A)ME Trap Bar Dead (bar weighs 50 lbs.)
140 x 3
230 x 3
320 x 3
410 x 1
500 x 1 I’ve done reps with this but hadn’t ever gone heavier
550 x 1
570 x 1 baseline PR, almost shot an eyeball out of my head
590 x 0 had to try it and thought for the first 2 seconds I might get it
500 x 4
It would have been cool to get the 590–it’s the most weight you can fit on the bar with 45s. I may need to purchase some 100 lb. plates. 570 was a fucking grueling pull, and took a long time to lock out. I felt fuzzy and warped for a couple minutes after that lift, but thought out of sheer will I could pull the 590.
When I realized 590 wasn’t happening, I immediately stripped off 2 plates, took a deep breath, and attacked that last set of 4 with 500. I was feeling particularly aggressive and took advantage.
B)H.S. V-Squat, facing backwards
234 x 3
584 x 8 x 3
Next time I do these I’m going for sets of 10. I’m dreading it already, but for the first time this wasn’t a major challenge.

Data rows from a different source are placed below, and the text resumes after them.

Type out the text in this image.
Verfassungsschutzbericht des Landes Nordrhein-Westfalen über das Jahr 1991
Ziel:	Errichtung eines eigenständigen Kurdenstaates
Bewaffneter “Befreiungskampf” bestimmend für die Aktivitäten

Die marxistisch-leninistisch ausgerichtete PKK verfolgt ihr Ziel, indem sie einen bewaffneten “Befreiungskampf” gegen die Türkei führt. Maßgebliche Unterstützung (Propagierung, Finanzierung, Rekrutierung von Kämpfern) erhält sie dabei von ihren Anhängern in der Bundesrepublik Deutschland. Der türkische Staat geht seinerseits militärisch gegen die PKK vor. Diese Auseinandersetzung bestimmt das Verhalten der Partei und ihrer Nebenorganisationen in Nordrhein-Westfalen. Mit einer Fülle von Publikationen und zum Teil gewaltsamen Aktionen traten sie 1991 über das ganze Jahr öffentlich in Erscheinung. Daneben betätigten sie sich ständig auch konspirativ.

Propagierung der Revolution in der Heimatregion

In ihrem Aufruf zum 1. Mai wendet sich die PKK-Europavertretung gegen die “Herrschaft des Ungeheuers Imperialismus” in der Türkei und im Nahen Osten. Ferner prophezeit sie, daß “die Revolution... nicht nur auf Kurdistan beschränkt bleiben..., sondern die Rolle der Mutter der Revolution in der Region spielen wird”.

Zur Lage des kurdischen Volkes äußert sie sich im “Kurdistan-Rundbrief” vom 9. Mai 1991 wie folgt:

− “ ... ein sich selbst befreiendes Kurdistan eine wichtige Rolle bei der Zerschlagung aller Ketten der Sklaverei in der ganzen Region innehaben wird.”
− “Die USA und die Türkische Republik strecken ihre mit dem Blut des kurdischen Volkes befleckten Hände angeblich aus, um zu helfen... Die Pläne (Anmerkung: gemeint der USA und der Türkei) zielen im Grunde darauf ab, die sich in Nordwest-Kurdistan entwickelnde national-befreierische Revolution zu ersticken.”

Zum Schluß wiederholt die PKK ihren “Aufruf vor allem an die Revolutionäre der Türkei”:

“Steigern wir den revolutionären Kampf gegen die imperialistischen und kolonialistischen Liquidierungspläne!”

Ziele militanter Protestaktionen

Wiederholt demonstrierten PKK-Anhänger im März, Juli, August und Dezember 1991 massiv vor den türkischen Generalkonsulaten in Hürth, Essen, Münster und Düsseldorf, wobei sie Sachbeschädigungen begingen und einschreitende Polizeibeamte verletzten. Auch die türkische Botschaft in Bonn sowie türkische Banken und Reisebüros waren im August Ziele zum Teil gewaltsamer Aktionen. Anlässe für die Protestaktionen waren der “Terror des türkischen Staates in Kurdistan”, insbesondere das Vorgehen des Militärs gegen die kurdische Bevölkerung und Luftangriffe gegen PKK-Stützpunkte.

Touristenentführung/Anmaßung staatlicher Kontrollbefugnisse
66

C1)Single-Leg 45 Degree Back Raise=BW + 25 x 10 x 3
C2)Hanging Pike=8 x 3
NOTES: My lower body training is really going great, and I’ve been able to keep it very simple. My success with improving my squat via the V-Squat machine makes me think trying the same thing with the bench (like a Hammer Strength iso-lateral press) wouldn’t be off base. I’ve been using the same grip every time I bench because I feel it’s my strongest and I need to get a consistent bar path.

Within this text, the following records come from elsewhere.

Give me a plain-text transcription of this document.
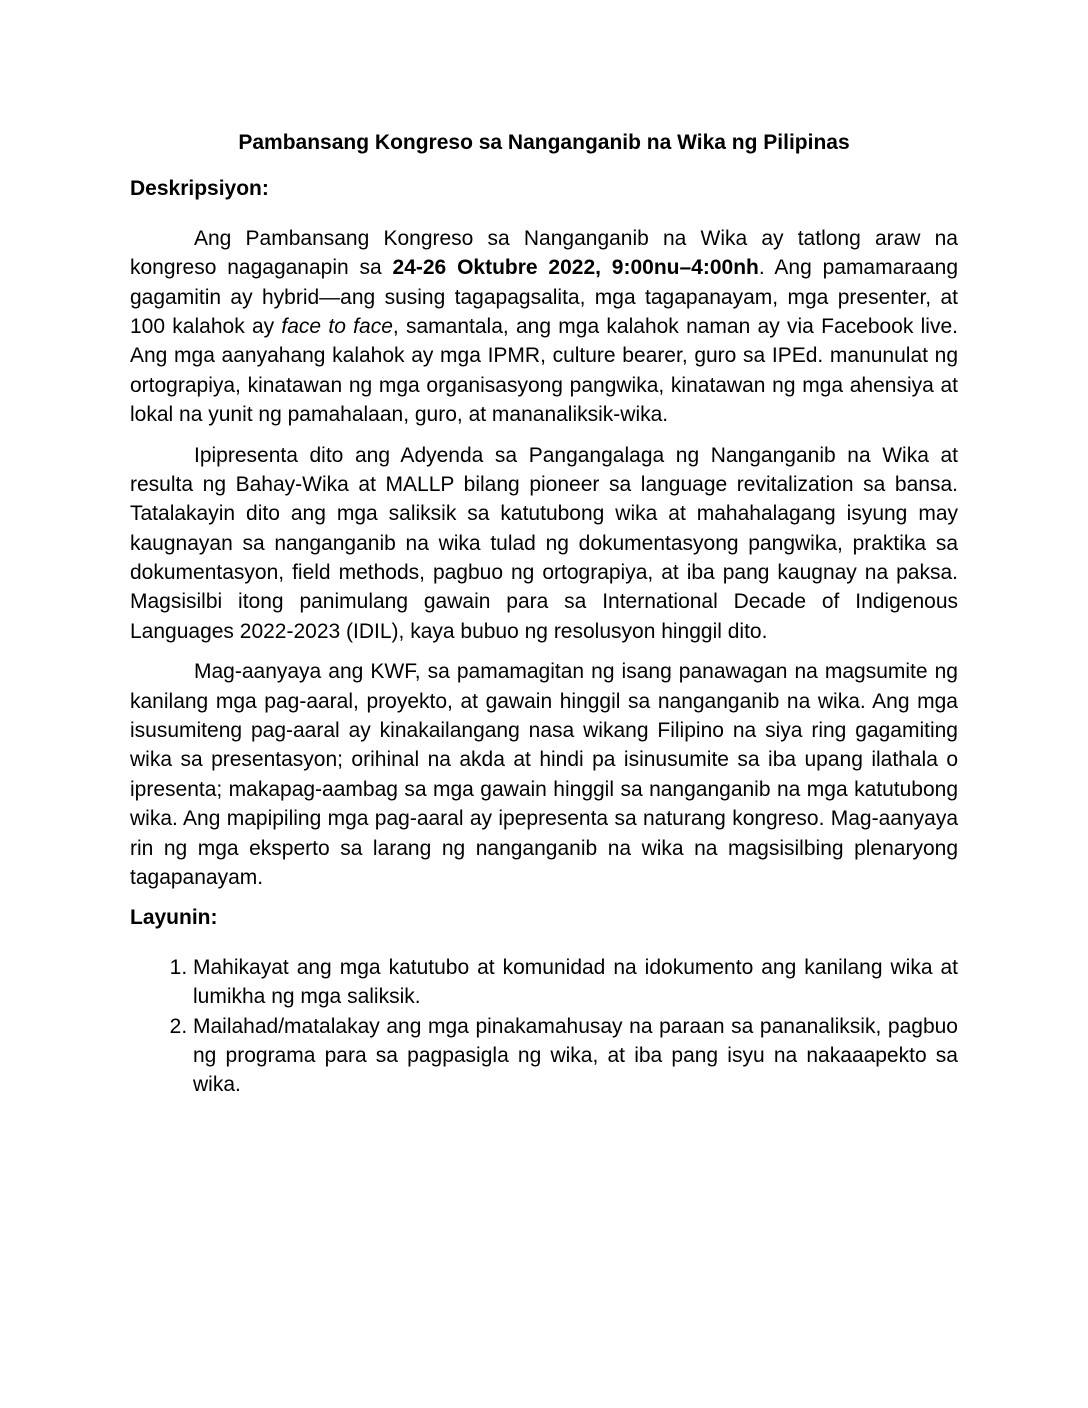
Pambansang Kongreso sa Nanganganib na Wika ng Pilipinas
Deskripsiyon:

Ang Pambansang Kongreso sa Nanganganib na Wika ay tatlong araw na kongreso nagaganapin sa 24-26 Oktubre 2022, 9:00nu–4:00nh. Ang pamamaraang gagamitin ay hybrid—ang susing tagapagsalita, mga tagapanayam, mga presenter, at 100 kalahok ay face to face, samantala, ang mga kalahok naman ay via Facebook live. Ang mga aanyahang kalahok ay mga IPMR, culture bearer, guro sa IPEd. manunulat ng ortograpiya, kinatawan ng mga organisasyong pangwika, kinatawan ng mga ahensiya at lokal na yunit ng pamahalaan, guro, at mananaliksik-wika.

Ipipresenta dito ang Adyenda sa Pangangalaga ng Nanganganib na Wika at resulta ng Bahay-Wika at MALLP bilang pioneer sa language revitalization sa bansa. Tatalakayin dito ang mga saliksik sa katutubong wika at mahahalagang isyung may kaugnayan sa nanganganib na wika tulad ng dokumentasyong pangwika, praktika sa dokumentasyon, field methods, pagbuo ng ortograpiya, at iba pang kaugnay na paksa. Magsisilbi itong panimulang gawain para sa International Decade of Indigenous Languages 2022-2023 (IDIL), kaya bubuo ng resolusyon hinggil dito.

Mag-aanyaya ang KWF, sa pamamagitan ng isang panawagan na magsumite ng kanilang mga pag-aaral, proyekto, at gawain hinggil sa nanganganib na wika. Ang mga isusumiteng pag-aaral ay kinakailangang nasa wikang Filipino na siya ring gagamiting wika sa presentasyon; orihinal na akda at hindi pa isinusumite sa iba upang ilathala o ipresenta; makapag-aambag sa mga gawain hinggil sa nanganganib na mga katutubong wika. Ang mapipiling mga pag-aaral ay ipepresenta sa naturang kongreso. Mag-aanyaya rin ng mga eksperto sa larang ng nanganganib na wika na magsisilbing plenaryong tagapanayam.

Layunin:
1. Mahikayat ang mga katutubo at komunidad na idokumento ang kanilang wika at lumikha ng mga saliksik.
2. Mailahad/matalakay ang mga pinakamahusay na paraan sa pananaliksik, pagbuo ng programa para sa pagpasigla ng wika, at iba pang isyu na nakaaapekto sa wika.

That will take time and practice. Beyond that, I could at least improve any right/left strength imbalances with some occasional machine work. DBs have helped, but I do lots of DB pressing and something more is warranted.
Next weekend’s planned ME DL session will give me an idea of how doing some moderately heavy rep work on my deadlift (finished off at 3 sets of 5 w/ 80% of current max) has paid off. If it has, maybe it can do the same for my bench.